A simple example from the physical world: if there is more than one cook in the kitchen, they'll need to organize the cupboards so they each know where to find what they need. There could be many ways to set up a kitchen, but there tends to be a lot of similarity in how experienced cooks organize their tools and ingredients. The similarity evolves from the nature of the tasks conducted in the space.
taxonomies, site architecture, navigation, presentation layers, frontends and all the rest is overrated and a burden in an information economy
Is the cup a burden to the tea it holds?
Let's try to get this thread back on topic. ;)
I work at a large IYP so this is interesting to me. I like Webwork's distinction that an IYP is phone-number centric while a web directory is a list of URLs that rarely includes telephone numbers.
Many IYPs (think Europe, Asia, etc as well as North America) are not well optimised or not at all. However, paid-listing based companies (not AdSense based) need to show "value" to their advertisers. For us this means checking all sorts of things, such as not showing the phone number in a Google SERP snippet. We need the click to the Business Profile Page to count that visit. If the searcher got the phone number in the SERP, we won't know that the advertiser got the benefit and worse, the searcher might tell the advertiser that they were found in Google, not the IYP. :(
You have to decide whether to generate a spiderable page for every postcode where an advertiser chooses to be found. For florists and similar "come-to-me" businesses, this could be every postcode in the country. In Australia we have about 11,000 of these. We have not done this yet but intend to. The pages will differ in what appears in their title tag, metas, H1 and a little blurb that says that this is an out-of-area advertiser who services this area.

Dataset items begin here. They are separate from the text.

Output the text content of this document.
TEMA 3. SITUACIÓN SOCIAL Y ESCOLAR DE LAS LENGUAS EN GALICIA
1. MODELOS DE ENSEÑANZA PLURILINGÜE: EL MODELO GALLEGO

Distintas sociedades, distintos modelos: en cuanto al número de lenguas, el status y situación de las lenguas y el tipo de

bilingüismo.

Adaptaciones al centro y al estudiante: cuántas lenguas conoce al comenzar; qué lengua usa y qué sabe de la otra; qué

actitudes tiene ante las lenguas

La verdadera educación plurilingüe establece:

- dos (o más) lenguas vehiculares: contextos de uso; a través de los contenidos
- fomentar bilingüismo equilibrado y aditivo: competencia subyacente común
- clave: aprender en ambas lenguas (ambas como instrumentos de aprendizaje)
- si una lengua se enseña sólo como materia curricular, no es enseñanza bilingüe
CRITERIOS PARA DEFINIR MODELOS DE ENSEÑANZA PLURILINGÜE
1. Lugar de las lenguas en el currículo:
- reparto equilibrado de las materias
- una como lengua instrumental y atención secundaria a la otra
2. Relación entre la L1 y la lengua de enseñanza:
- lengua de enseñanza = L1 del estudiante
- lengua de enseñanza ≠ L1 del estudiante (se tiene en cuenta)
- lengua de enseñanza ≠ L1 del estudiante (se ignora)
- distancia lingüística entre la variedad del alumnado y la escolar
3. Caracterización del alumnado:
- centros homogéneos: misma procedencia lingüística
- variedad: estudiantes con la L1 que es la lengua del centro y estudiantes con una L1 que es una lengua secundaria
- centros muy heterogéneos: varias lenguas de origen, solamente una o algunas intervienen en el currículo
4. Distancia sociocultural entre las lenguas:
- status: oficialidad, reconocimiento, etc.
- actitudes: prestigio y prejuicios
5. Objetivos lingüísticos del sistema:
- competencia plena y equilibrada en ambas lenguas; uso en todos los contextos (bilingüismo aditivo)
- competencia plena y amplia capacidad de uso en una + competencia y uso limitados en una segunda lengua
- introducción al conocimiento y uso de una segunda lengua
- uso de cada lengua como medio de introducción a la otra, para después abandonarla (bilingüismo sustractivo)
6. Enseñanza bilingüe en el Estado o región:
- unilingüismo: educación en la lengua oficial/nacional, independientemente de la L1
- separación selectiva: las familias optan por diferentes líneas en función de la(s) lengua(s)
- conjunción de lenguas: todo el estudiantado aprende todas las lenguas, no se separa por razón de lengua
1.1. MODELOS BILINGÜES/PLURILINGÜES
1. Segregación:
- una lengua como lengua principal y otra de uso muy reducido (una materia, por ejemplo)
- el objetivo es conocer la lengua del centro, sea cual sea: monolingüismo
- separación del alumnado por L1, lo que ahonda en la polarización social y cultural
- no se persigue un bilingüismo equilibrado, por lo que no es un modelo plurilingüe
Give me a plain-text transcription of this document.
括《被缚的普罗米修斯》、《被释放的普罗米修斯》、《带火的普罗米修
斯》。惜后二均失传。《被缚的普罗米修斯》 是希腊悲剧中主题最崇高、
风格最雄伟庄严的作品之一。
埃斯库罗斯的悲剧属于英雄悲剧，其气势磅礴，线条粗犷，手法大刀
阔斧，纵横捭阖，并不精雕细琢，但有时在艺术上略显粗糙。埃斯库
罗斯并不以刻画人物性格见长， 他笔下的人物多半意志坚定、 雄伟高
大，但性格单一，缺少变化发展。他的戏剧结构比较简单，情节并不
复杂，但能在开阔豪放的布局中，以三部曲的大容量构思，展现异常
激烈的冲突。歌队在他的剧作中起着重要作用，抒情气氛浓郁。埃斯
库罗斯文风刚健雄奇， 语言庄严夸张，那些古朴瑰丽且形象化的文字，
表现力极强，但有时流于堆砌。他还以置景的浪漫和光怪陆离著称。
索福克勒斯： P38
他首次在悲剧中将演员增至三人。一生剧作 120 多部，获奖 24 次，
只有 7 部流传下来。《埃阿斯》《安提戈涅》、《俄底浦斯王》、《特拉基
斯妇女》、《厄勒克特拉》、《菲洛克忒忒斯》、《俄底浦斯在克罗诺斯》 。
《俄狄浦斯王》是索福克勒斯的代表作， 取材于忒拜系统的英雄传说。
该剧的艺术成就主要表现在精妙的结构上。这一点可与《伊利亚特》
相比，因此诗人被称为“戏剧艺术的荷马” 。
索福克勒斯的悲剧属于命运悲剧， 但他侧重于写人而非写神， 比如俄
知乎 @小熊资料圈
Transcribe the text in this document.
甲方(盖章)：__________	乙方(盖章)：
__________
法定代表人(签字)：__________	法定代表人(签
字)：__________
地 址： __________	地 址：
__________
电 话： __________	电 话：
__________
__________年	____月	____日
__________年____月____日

I don't consider this duplication of content although many page elements relating to that advertiser are the same. When you consider the static page elements, then you could say that over 50% of each page is duplicated. However, this is where I have faith in the algorithm's ability to ignore navigation and static elements on large sites. We're doing this as if search engines did not exist -- this is G's recommendation to all of us. If the advertiser paid to show up for any locality, they would be upset if they did not.
I also believe that high TrustRank sites survive filters better than those of minor players, such as my private sites.
You could choose to let the site search deal with out-of-area situations such as the above, which means that they don't show up in a Google search, but they do in a site search.
Depending on the comprehensiveness of your site, i.e. certain adult listings have address suppression, e.g. escort services. Although you know their billing address, you have to ensure you don't show their page differently for that suburb, otherwise you have broken that part of the contract.
For reciprocals from the advertisers, they should be encouraged to link where they choose. Most will give just one link - either to your home page or to their own suburb page.
Our business profile pages don't have PR-passing URL links. They are not nofollowed but go through our counter. I suspect this is why many of these pages show PR5 and possibly more. If you want to pass PR, you could no-follow all the out-of-area pages but not the single in-area page.
Scraping concerns? The best you can do is make a token effort to show in a lawsuit that you took reasonable steps to protect your IP. Put a fake listing in every heading or at least the popular ones. Then you can decide whether you want to bother with a lawsuit or not. A DMCA note to the SEs will be a lot cheaper and more effective than a strongly worded letter from your lawyer.
You won't stop actual theft of data. Most businesses are already listed online and it is hard to prove theft. Tell your advertisers that their listings can also be found "on the Internet" so you are giving them added value.